Jennifer Steinkamp: The Vanquished

Summer 2012 Exhibition
May 24-July 29, 2012

An installation on the Gallery’s second floor will introduce Richmond audiences to the captivating work of Jennifer Steinkamp. “This pioneering Los Angeles-based artist has received wide international acclaim for her immersive, digitally animated installations,” Kistler says. “They never fail to transfix.” Using large-scale video projections, Steinkamp creates motion-and-color-filled spaces in which lush virtual images of blooming flowers, dancing trees, or purely abstract forms sway and twist as if propelled by unseen forces.

The Anderson Gallery will feature one of her latest installations, commissioned last year for the New Orleans Museum of Art as part of the exhibition Prospect.2. The work was originally created for the ornate niche in the museum’s atrium that is normally reserved for Auguste Rodin’s sculpture, The Age of Bronze (1877),  also known as The Vanquished—the title borrowed by Steinkamp for her piece.

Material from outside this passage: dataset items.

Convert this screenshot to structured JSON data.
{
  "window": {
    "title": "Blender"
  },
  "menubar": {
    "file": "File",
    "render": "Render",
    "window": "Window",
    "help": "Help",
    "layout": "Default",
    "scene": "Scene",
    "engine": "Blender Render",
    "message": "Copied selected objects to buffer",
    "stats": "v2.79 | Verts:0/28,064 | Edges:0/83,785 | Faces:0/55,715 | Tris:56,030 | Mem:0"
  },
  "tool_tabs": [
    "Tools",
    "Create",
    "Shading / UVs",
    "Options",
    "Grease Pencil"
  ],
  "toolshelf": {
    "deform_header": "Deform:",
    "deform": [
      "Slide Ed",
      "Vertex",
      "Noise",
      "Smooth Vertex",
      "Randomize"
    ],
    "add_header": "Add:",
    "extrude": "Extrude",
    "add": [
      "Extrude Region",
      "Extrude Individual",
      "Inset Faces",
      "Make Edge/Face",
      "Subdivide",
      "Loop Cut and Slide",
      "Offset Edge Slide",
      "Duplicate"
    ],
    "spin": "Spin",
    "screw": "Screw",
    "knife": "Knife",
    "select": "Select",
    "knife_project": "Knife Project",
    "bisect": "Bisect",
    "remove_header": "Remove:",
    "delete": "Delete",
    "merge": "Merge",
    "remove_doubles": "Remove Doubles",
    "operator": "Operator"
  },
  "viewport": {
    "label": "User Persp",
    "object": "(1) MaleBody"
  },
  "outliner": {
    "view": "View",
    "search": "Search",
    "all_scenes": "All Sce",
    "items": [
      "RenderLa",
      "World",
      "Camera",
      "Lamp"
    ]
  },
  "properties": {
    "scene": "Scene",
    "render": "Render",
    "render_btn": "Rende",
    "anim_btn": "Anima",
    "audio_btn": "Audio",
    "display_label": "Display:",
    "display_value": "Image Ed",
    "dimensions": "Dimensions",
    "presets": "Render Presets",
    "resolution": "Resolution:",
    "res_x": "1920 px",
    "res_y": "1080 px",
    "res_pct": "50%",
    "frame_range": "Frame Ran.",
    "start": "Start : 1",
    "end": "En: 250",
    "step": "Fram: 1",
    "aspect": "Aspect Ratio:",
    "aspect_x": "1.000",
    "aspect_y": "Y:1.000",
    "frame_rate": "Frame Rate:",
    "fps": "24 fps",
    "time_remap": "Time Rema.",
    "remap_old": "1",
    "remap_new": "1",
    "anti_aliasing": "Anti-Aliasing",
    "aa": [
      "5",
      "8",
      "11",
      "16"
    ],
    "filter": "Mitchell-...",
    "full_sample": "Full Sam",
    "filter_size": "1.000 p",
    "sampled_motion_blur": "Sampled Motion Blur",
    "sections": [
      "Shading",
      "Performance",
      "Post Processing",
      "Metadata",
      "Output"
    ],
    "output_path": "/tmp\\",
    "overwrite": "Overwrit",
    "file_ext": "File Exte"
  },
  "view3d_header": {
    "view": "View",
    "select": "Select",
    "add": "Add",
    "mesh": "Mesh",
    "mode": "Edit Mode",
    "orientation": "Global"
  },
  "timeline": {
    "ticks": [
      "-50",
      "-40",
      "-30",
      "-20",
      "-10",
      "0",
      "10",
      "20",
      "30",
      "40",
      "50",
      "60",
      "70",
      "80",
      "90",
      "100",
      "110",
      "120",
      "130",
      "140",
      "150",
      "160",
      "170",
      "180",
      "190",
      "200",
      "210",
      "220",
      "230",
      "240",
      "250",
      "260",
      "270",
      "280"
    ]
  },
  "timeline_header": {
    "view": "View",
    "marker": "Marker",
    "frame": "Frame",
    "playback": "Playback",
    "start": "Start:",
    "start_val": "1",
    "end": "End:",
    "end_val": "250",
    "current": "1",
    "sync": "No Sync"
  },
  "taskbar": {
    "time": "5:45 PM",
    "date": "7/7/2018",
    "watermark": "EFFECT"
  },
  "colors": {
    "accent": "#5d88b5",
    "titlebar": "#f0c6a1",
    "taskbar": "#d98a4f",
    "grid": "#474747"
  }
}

She was inspired by the sense of dynamic movement captured by Rodin in the raised arms and contrapposto pose of his life-size bronze figure. In her animation, Steinkamp adopts an overhead perspective that offers a view down through the undulating branches of a gently twisting tree, whose appearance continually changes as it cycles  through the seasons.


Jennifer Steinkamp employs computer animation and new media to create projection installations in order to explore ideas about architectural space, motion, and phenomenological perception.  Her digitally animated works make use of the interplay between actual space and illusionistic space, thus creating environments in which the roles of the viewing subjects and the art objects become blurred.  She has said, “As my ideas and the work developed, I found I could dematerialize architecture by combining light, space and movement.”

Her work has been featured in solo exhibitions at the Hirshhorn Museum and Sculpture Garden, Smithsonian Institution, Washington DC, and the Museum of Contemporary Art, Los Angeles, CA; the Kemper Museum of Contemporary Art, Kansas City, MO; and North Carolina Museum of Art, Raleigh; and in group exhibitions at the Getty Museum, Los Angeles, CA; San Antonio Museum of Art; Minneapolis Institute of Arts, Minneapolis, MN; ARCO, Madrid;  and Kunsthallen Brandts, Odense, Denmark.

She is represented by Lehmann Maupin Gallery, New York.